Carte blanche

Lundi 28 octobre 2013

Richard Falk, rapporteur à l’Assemblée générale des Nations-unies, a prouvé les liens entre Dexia SA et la situation des droits de l’homme dans les territoires palestiniens. Or, l’État belge est l’actionnaire principal de cette «bad bank».

Le 29 octobre, le Rapporteur Spécial sur la « situation des droits de l’homme dans les territoires palestiniens occupés depuis 1967 », Richard Falk, présente son rapport à l’Assemblée générale des Nations-unies. Celui-ci est accablant pour Dexia SA et l’État belge qui est l’actionnaire principal de cette « bad bank ». Constatant le financement des colonies illégales dans les territoires palestiniens par Dexia SA à travers sa filiale Dexia Israël, le Rapporteur de l’ONU exhorte la Belgique à mettre fin aux activités de la banque dans les territoires occupés, à sanctionner les responsables au sein de Dexia et souligne la possibilité pour la Cour Pénale Internationale d’enquêter sur l’implication du personnel belge de Dexia dans des crimes de guerre. Le rapport affirme également que la Belgique pourrait être tenue pour responsable des dégâts causés par Dexia SA et condamnée au versement de compensations et de dommages de guerre ! Le gouvernement doit donc impérativement mettre fin à ces violations graves du droit international.

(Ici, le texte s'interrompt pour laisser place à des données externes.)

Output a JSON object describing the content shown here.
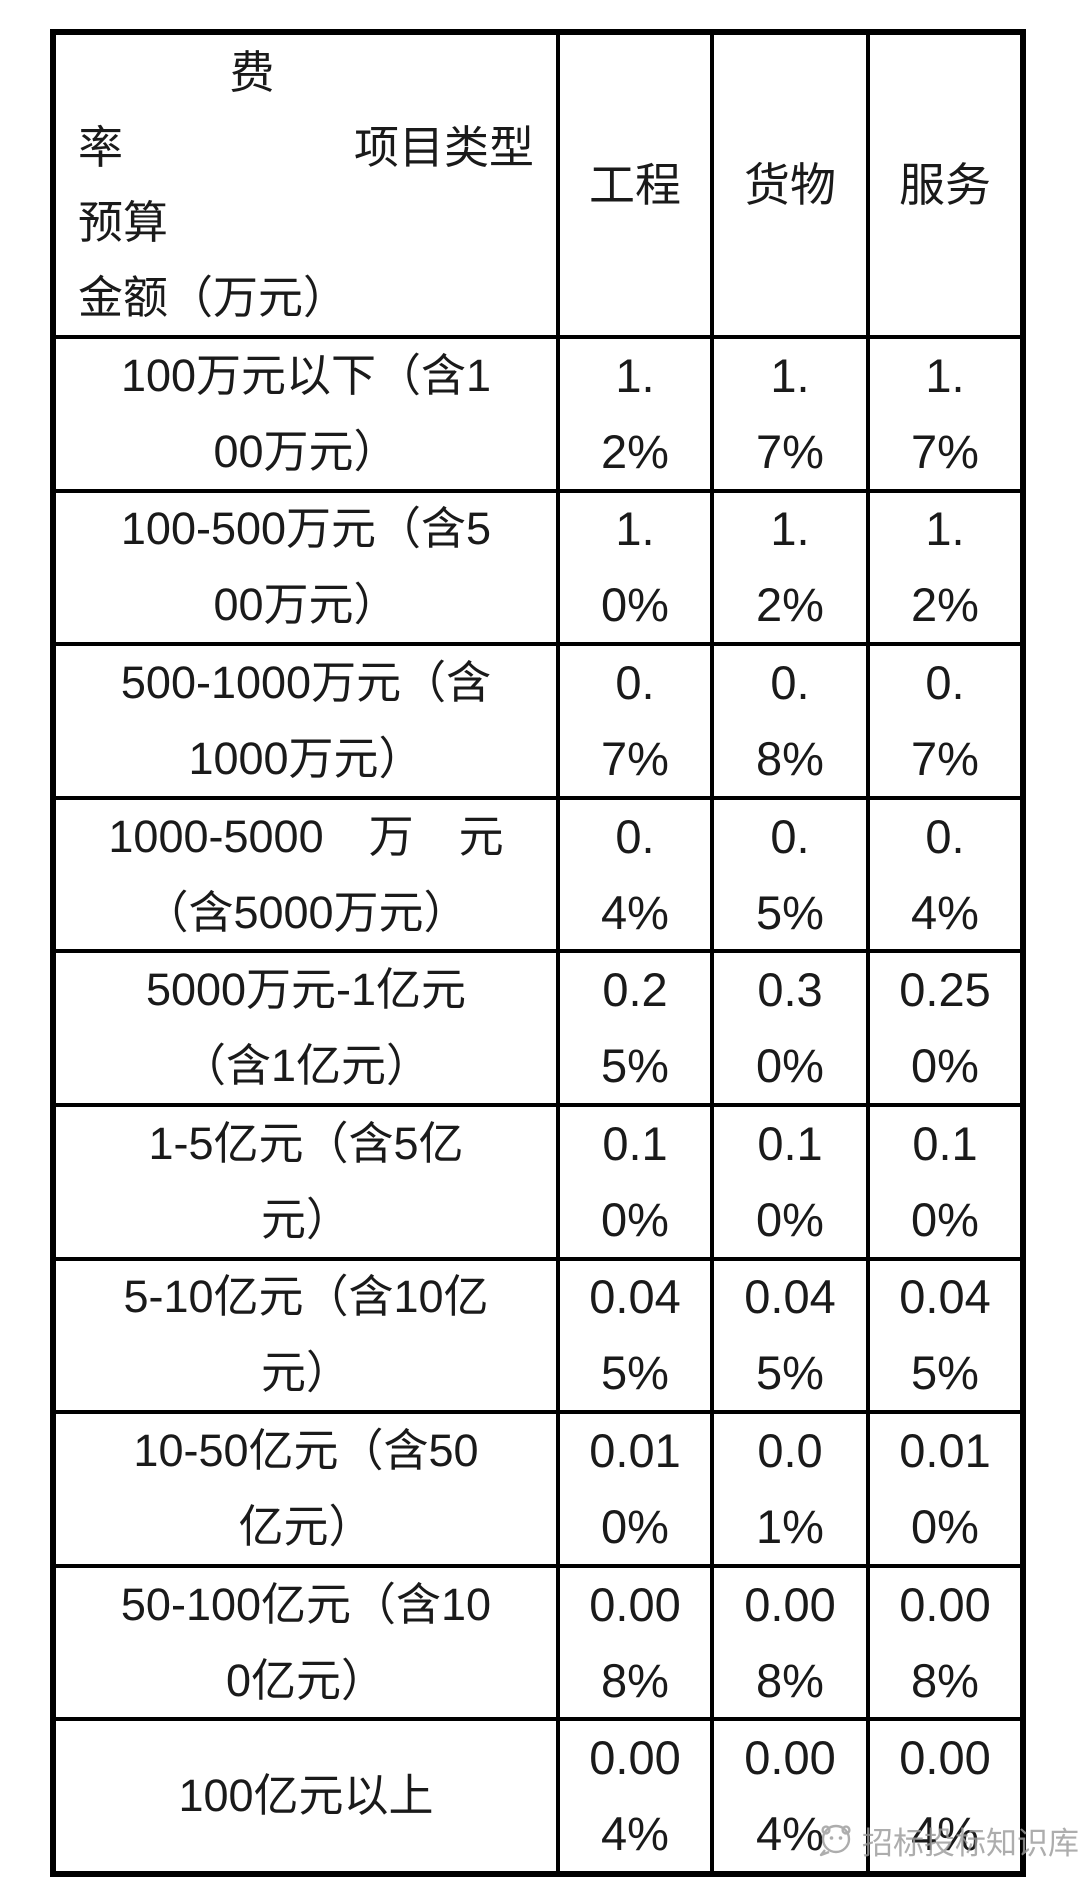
{
  "table": {
    "header": {
      "legend": {
        "line1_fee": "费",
        "line2_left": "率",
        "line2_right": "项目类型",
        "line3": "预算",
        "line4": "金额（万元）"
      },
      "columns": [
        "工程",
        "货物",
        "服务"
      ]
    },
    "rows": [
      {
        "label": "100万元以下（含100万元）",
        "label_lines": [
          "100万元以下（含1",
          "00万元）"
        ],
        "rates": [
          {
            "value": "1.2%",
            "lines": [
              "1.",
              "2%"
            ]
          },
          {
            "value": "1.7%",
            "lines": [
              "1.",
              "7%"
            ]
          },
          {
            "value": "1.7%",
            "lines": [
              "1.",
              "7%"
            ]
          }
        ]
      },
      {
        "label": "100-500万元（含500万元）",
        "label_lines": [
          "100-500万元（含5",
          "00万元）"
        ],
        "rates": [
          {
            "value": "1.0%",
            "lines": [
              "1.",
              "0%"
            ]
          },
          {
            "value": "1.2%",
            "lines": [
              "1.",
              "2%"
            ]
          },
          {
            "value": "1.2%",
            "lines": [
              "1.",
              "2%"
            ]
          }
        ]
      },
      {
        "label": "500-1000万元（含1000万元）",
        "label_lines": [
          "500-1000万元（含",
          "1000万元）"
        ],
        "rates": [
          {
            "value": "0.7%",
            "lines": [
              "0.",
              "7%"
            ]
          },
          {
            "value": "0.8%",
            "lines": [
              "0.",
              "8%"
            ]
          },
          {
            "value": "0.7%",
            "lines": [
              "0.",
              "7%"
            ]
          }
        ]
      },
      {
        "label": "1000-5000万元（含5000万元）",
        "label_lines": [
          "1000-5000　万　元",
          "（含5000万元）"
        ],
        "rates": [
          {
            "value": "0.4%",
            "lines": [
              "0.",
              "4%"
            ]
          },
          {
            "value": "0.5%",
            "lines": [
              "0.",
              "5%"
            ]
          },
          {
            "value": "0.4%",
            "lines": [
              "0.",
              "4%"
            ]
          }
        ]
      },
      {
        "label": "5000万元-1亿元（含1亿元）",
        "label_lines": [
          "5000万元-1亿元",
          "（含1亿元）"
        ],
        "rates": [
          {
            "value": "0.25%",
            "lines": [
              "0.2",
              "5%"
            ]
          },
          {
            "value": "0.30%",
            "lines": [
              "0.3",
              "0%"
            ]
          },
          {
            "value": "0.250%",
            "lines": [
              "0.25",
              "0%"
            ]
          }
        ]
      },
      {
        "label": "1-5亿元（含5亿元）",
        "label_lines": [
          "1-5亿元（含5亿",
          "元）"
        ],
        "rates": [
          {
            "value": "0.10%",
            "lines": [
              "0.1",
              "0%"
            ]
          },
          {
            "value": "0.10%",
            "lines": [
              "0.1",
              "0%"
            ]
          },
          {
            "value": "0.10%",
            "lines": [
              "0.1",
              "0%"
            ]
          }
        ]
      },
      {
        "label": "5-10亿元（含10亿元）",
        "label_lines": [
          "5-10亿元（含10亿",
          "元）"
        ],
        "rates": [
          {
            "value": "0.045%",
            "lines": [
              "0.04",
              "5%"
            ]
          },
          {
            "value": "0.045%",
            "lines": [
              "0.04",
              "5%"
            ]
          },
          {
            "value": "0.045%",
            "lines": [
              "0.04",
              "5%"
            ]
          }
        ]
      },
      {
        "label": "10-50亿元（含50亿元）",
        "label_lines": [
          "10-50亿元（含50",
          "亿元）"
        ],
        "rates": [
          {
            "value": "0.010%",
            "lines": [
              "0.01",
              "0%"
            ]
          },
          {
            "value": "0.01%",
            "lines": [
              "0.0",
              "1%"
            ]
          },
          {
            "value": "0.010%",
            "lines": [
              "0.01",
              "0%"
            ]
          }
        ]
      },
      {
        "label": "50-100亿元（含100亿元）",
        "label_lines": [
          "50-100亿元（含10",
          "0亿元）"
        ],
        "rates": [
          {
            "value": "0.008%",
            "lines": [
              "0.00",
              "8%"
            ]
          },
          {
            "value": "0.008%",
            "lines": [
              "0.00",
              "8%"
            ]
          },
          {
            "value": "0.008%",
            "lines": [
              "0.00",
              "8%"
            ]
          }
        ]
      },
      {
        "label": "100亿元以上",
        "label_lines": [
          "100亿元以上"
        ],
        "rates": [
          {
            "value": "0.004%",
            "lines": [
              "0.00",
              "4%"
            ]
          },
          {
            "value": "0.004%",
            "lines": [
              "0.00",
              "4%"
            ]
          },
          {
            "value": "0.004%",
            "lines": [
              "0.00",
              "4%"
            ]
          }
        ]
      }
    ]
  },
  "watermark": {
    "text": "招标投标知识库"
  }
}
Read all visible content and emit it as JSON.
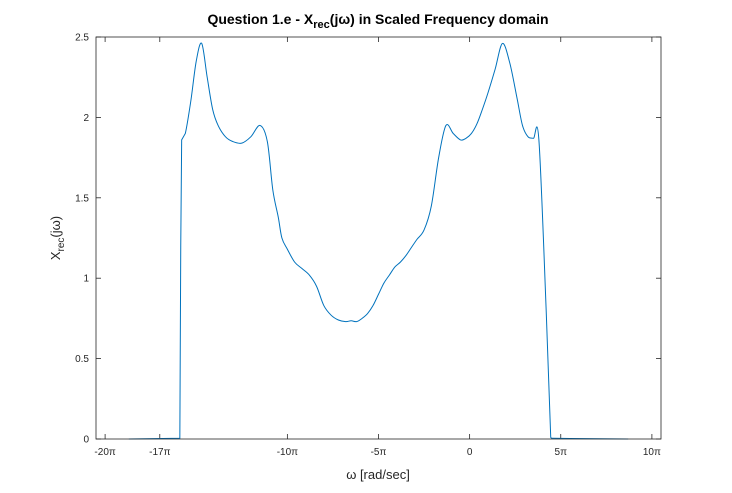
{
  "chart_data": {
    "type": "line",
    "title_parts": {
      "prefix": "Question 1.e - X",
      "subscript": "rec",
      "suffix": "(jω) in Scaled Frequency domain"
    },
    "xlabel": "ω [rad/sec]",
    "ylabel_parts": {
      "base": "X",
      "subscript": "rec",
      "suffix": "(jω)"
    },
    "x_unit": "π",
    "xlim": [
      -20.5,
      10.5
    ],
    "ylim": [
      0,
      2.5
    ],
    "x_ticks": [
      {
        "value": -20,
        "label": "-20π"
      },
      {
        "value": -17,
        "label": "-17π"
      },
      {
        "value": -10,
        "label": "-10π"
      },
      {
        "value": -5,
        "label": "-5π"
      },
      {
        "value": 0,
        "label": "0"
      },
      {
        "value": 5,
        "label": "5π"
      },
      {
        "value": 10,
        "label": "10π"
      }
    ],
    "y_ticks": [
      {
        "value": 0,
        "label": "0"
      },
      {
        "value": 0.5,
        "label": "0.5"
      },
      {
        "value": 1,
        "label": "1"
      },
      {
        "value": 1.5,
        "label": "1.5"
      },
      {
        "value": 2,
        "label": "2"
      },
      {
        "value": 2.5,
        "label": "2.5"
      }
    ],
    "grid": false,
    "series": [
      {
        "color": "#0072BD",
        "x": [
          -18.7,
          -15.9,
          -15.85,
          -15.8,
          -15.6,
          -15.3,
          -15.0,
          -14.7,
          -14.4,
          -14.1,
          -13.8,
          -13.4,
          -13.0,
          -12.5,
          -12.0,
          -11.5,
          -11.1,
          -10.8,
          -10.5,
          -10.3,
          -10.0,
          -9.6,
          -9.2,
          -8.8,
          -8.4,
          -8.0,
          -7.6,
          -7.2,
          -6.8,
          -6.5,
          -6.2,
          -5.9,
          -5.6,
          -5.3,
          -5.0,
          -4.7,
          -4.4,
          -4.1,
          -3.8,
          -3.5,
          -3.2,
          -2.9,
          -2.5,
          -2.1,
          -1.7,
          -1.3,
          -0.9,
          -0.5,
          -0.2,
          0.1,
          0.4,
          0.7,
          1.0,
          1.4,
          1.8,
          2.2,
          2.6,
          2.9,
          3.2,
          3.5,
          3.8,
          4.2,
          4.45,
          4.5,
          4.55,
          5.5,
          8.7
        ],
        "y": [
          0,
          0.005,
          1.2,
          1.86,
          1.9,
          2.1,
          2.35,
          2.46,
          2.25,
          2.05,
          1.95,
          1.88,
          1.85,
          1.84,
          1.88,
          1.95,
          1.85,
          1.55,
          1.38,
          1.25,
          1.18,
          1.1,
          1.06,
          1.02,
          0.95,
          0.83,
          0.77,
          0.74,
          0.73,
          0.735,
          0.73,
          0.75,
          0.78,
          0.83,
          0.9,
          0.97,
          1.02,
          1.07,
          1.1,
          1.14,
          1.19,
          1.24,
          1.3,
          1.45,
          1.75,
          1.95,
          1.9,
          1.86,
          1.87,
          1.9,
          1.96,
          2.05,
          2.15,
          2.3,
          2.46,
          2.34,
          2.12,
          1.95,
          1.88,
          1.87,
          1.86,
          0.8,
          0.01,
          0.005,
          0.005,
          0.003,
          0
        ]
      }
    ]
  }
}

Mais pour que ce dernier agisse, il faudra bien plus que des rapports. Rappelons, en effet, qu’aucune enquête judiciaire n’a été demandée par la Belgique et la France pour punir les responsables du naufrage de Dexia SA, cinq ans après le premier sauvetage de la banque par les pouvoirs publics et malgré le rapport de la Cour française des comptes de juillet 2013 qui épingle la responsabilité des administrateurs, des actionnaires et des autorités de surveillance. Apparence légale

Pire, les États belge et français ont fait le choix de donner une apparence légale à des actes pris antérieurement en violation du droit et à blanchir le comportement délictueux de Dexia. En Belgique, le Parlement fédéral a validé le 16 mai de manière rétroactive les deux arrêtés royaux pris illégalement par le gouvernement en 2011 et 2012 qui engagent l’État à garantir les dettes de Dexia SA à hauteur de 43,7 milliards d’euros (sans compter les intérêts et les accessoires) jusqu’en 2031 ! La violation de la Constitution belge était flagrante car les parlementaires n’avaient même pas été consultés sur ces garanties alors que cette matière relève de leur compétence. C’est ce que le CADTM a démontré devant le Conseil d’Etat dans sa requête en annulation de ces deux arrêtés royaux introduite avec ATTAC Liège, ATTAC Bruxelles 2 et deux députés fédérales, Zoé Genot et Meyrem Almaci.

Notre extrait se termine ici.